Женщина плачет, уткнувшись в подушку. Мужчина плачет, отвернувшись к плите, на которой в баке хлюпает густая кипящая смесь. Я сама чувствую, как теплый, будто ватный, ком подкатывает к горлу... Этого только им не хватало. Не сметь, Верка, не сметь! Усилием воли я проглатываю этот ком и говорю каким-то сиплым, не своим голосом:

— Я к вам постараюсь привести консультанта-кардиолога...

Инженер посмотрел на часы и вдруг вскрикнул:

— Доктор, шесть тридцать! — Видя, что я не понимаю, торопливо поясняет: — В семь — комендантский час.— На лице его страх. Страх за меня. С теми, кто нарушит их

«бефель», они беспощадны.— Идите, прошу вас, идите скорее.

Его страх передается мне. Я спешу к двери.

Но инженер опережает. Останавливает. Выскальзывает, именно выскальзывает в подъезд.
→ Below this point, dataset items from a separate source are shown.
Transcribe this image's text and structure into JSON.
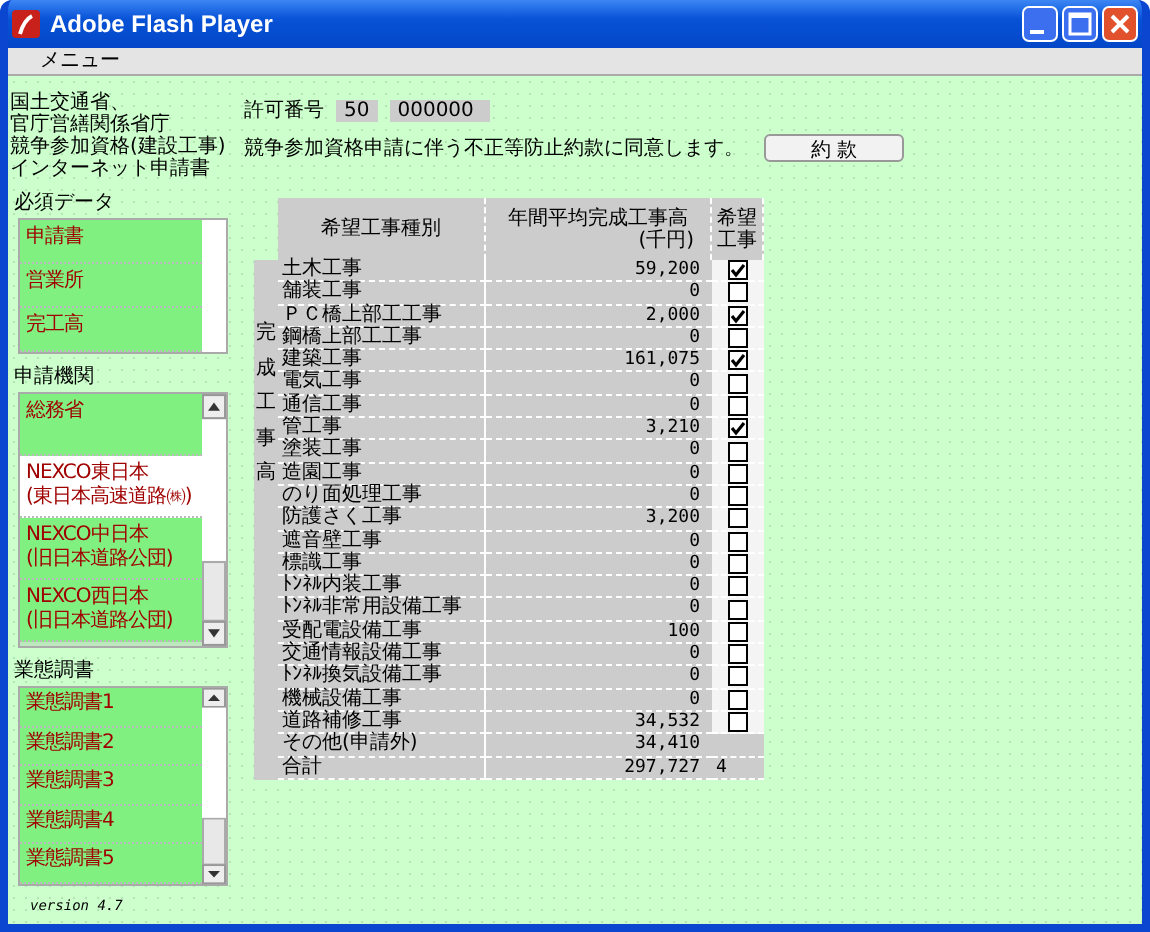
{
  "window": {
    "title": "Adobe Flash Player"
  },
  "menu": [
    "メニュー"
  ],
  "header_lines": [
    "国土交通省、",
    "官庁営繕関係省庁",
    "競争参加資格(建設工事)",
    "インターネット申請書"
  ],
  "permit": {
    "label": "許可番号",
    "fields": [
      "50",
      "000000"
    ]
  },
  "agreement": {
    "text": "競争参加資格申請に伴う不正等防止約款に同意します。",
    "button": "約 款"
  },
  "panels": [
    {
      "title": "必須データ",
      "kind": "plain",
      "items": [
        {
          "lines": [
            "申請書"
          ],
          "selected": false
        },
        {
          "lines": [
            "営業所"
          ],
          "selected": false
        },
        {
          "lines": [
            "完工高"
          ],
          "selected": false
        }
      ]
    },
    {
      "title": "申請機関",
      "kind": "arrows",
      "items": [
        {
          "lines": [
            "総務省"
          ],
          "selected": false
        },
        {
          "lines": [
            "NEXCO東日本",
            "(東日本高速道路㈱)"
          ],
          "selected": true
        },
        {
          "lines": [
            "NEXCO中日本",
            "(旧日本道路公団)"
          ],
          "selected": false
        },
        {
          "lines": [
            "NEXCO西日本",
            "(旧日本道路公団)"
          ],
          "selected": false
        }
      ]
    },
    {
      "title": "業態調書",
      "kind": "arrows",
      "items": [
        {
          "lines": [
            "業態調書1"
          ],
          "selected": false
        },
        {
          "lines": [
            "業態調書2"
          ],
          "selected": false
        },
        {
          "lines": [
            "業態調書3"
          ],
          "selected": false
        },
        {
          "lines": [
            "業態調書4"
          ],
          "selected": false
        },
        {
          "lines": [
            "業態調書5"
          ],
          "selected": false
        }
      ]
    }
  ],
  "version": "version 4.7",
  "table": {
    "columns": [
      {
        "lines": [
          "希望工事種別"
        ]
      },
      {
        "lines": [
          "年間平均完成工事高",
          "(千円)"
        ]
      },
      {
        "lines": [
          "希望",
          "工事"
        ]
      }
    ],
    "side_label": "完成工事高",
    "rows": [
      {
        "name": "土木工事",
        "amount": "59,200",
        "checked": true
      },
      {
        "name": "舗装工事",
        "amount": "0",
        "checked": false
      },
      {
        "name": "ＰＣ橋上部工工事",
        "amount": "2,000",
        "checked": true
      },
      {
        "name": "鋼橋上部工工事",
        "amount": "0",
        "checked": false
      },
      {
        "name": "建築工事",
        "amount": "161,075",
        "checked": true
      },
      {
        "name": "電気工事",
        "amount": "0",
        "checked": false
      },
      {
        "name": "通信工事",
        "amount": "0",
        "checked": false
      },
      {
        "name": "管工事",
        "amount": "3,210",
        "checked": true
      },
      {
        "name": "塗装工事",
        "amount": "0",
        "checked": false
      },
      {
        "name": "造園工事",
        "amount": "0",
        "checked": false
      },
      {
        "name": "のり面処理工事",
        "amount": "0",
        "checked": false
      },
      {
        "name": "防護さく工事",
        "amount": "3,200",
        "checked": false
      },
      {
        "name": "遮音壁工事",
        "amount": "0",
        "checked": false
      },
      {
        "name": "標識工事",
        "amount": "0",
        "checked": false
      },
      {
        "name": "ﾄﾝﾈﾙ内装工事",
        "amount": "0",
        "checked": false
      },
      {
        "name": "ﾄﾝﾈﾙ非常用設備工事",
        "amount": "0",
        "checked": false
      },
      {
        "name": "受配電設備工事",
        "amount": "100",
        "checked": false
      },
      {
        "name": "交通情報設備工事",
        "amount": "0",
        "checked": false
      },
      {
        "name": "ﾄﾝﾈﾙ換気設備工事",
        "amount": "0",
        "checked": false
      },
      {
        "name": "機械設備工事",
        "amount": "0",
        "checked": false
      },
      {
        "name": "道路補修工事",
        "amount": "34,532",
        "checked": false
      }
    ],
    "other": {
      "name": "その他(申請外)",
      "amount": "34,410"
    },
    "total": {
      "name": "合計",
      "amount": "297,727",
      "count": "4"
    }
  }
}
Возвращается.

— Кажется, никого...— говорит он шепотом.— Кажется, никто вас здесь не видел... Спасибо, доктор.

— Мы к вам зайдем...

Уф! Чудесная, тихая ночь. Все залито молочным, лунным светом. Тени лежат угольно-черные. Рот жадно хватает свежий воздух. Бегу. Бегу к своим раненым, в свой госпиталь, стараясь не думать об этой двери с желтой звездой, о мрачной кухне, о неподвижной женщине и этом человеке с затравленными, тоскливыми глазами...

Четыре фигуры маячат у входа в наши подвалы — три больших и маленькая. Я уже знаю, кто это, и из последних сил прямо через сугробы бегу к ним.

— Наконец-то! — говорит Мария Григорьевна.

— Господи Исусе Христе, царица небесная, услышала наши молитвы! — причитает тетя Феня.

— Ма, я ждала, ждала, ревела, ревела...— выдыхает мне в ухо Сталька, повисшая у меня на шее.

Домка ничего не говорит. Он просто жмется ко мне и ведет вниз по обледенелым ступеням.


14


В госпитале ждала меня тяжелая новость. Ее сообщил Наседкин. Он ожидал меня в приемном покое. Вокруг продавленного, жесткого клеенчатого диванчика, на котором он сидел, было густо насыпано пепла, насорено окурками: без меня скончался Василек.

Иван Аристархович повел меня в холодный коридор-тупичок, проход в который с улицы завален. Василек лежал вытянувшийся, повзрослевший. Угловатое лицо стало совсем мужским. В головах сидела мать. Она расчесывала гребешком его светлые прямые, как солома, волосы. На миг она подняла на меня синие глаза, но тотчас же опустила, должно быть не узнав. Руки продолжают осторожно чесать волосы. Глаза сухи. Мне стало жутко. Перед материнским горем померкли все впечатления дня. Оно заслонило все.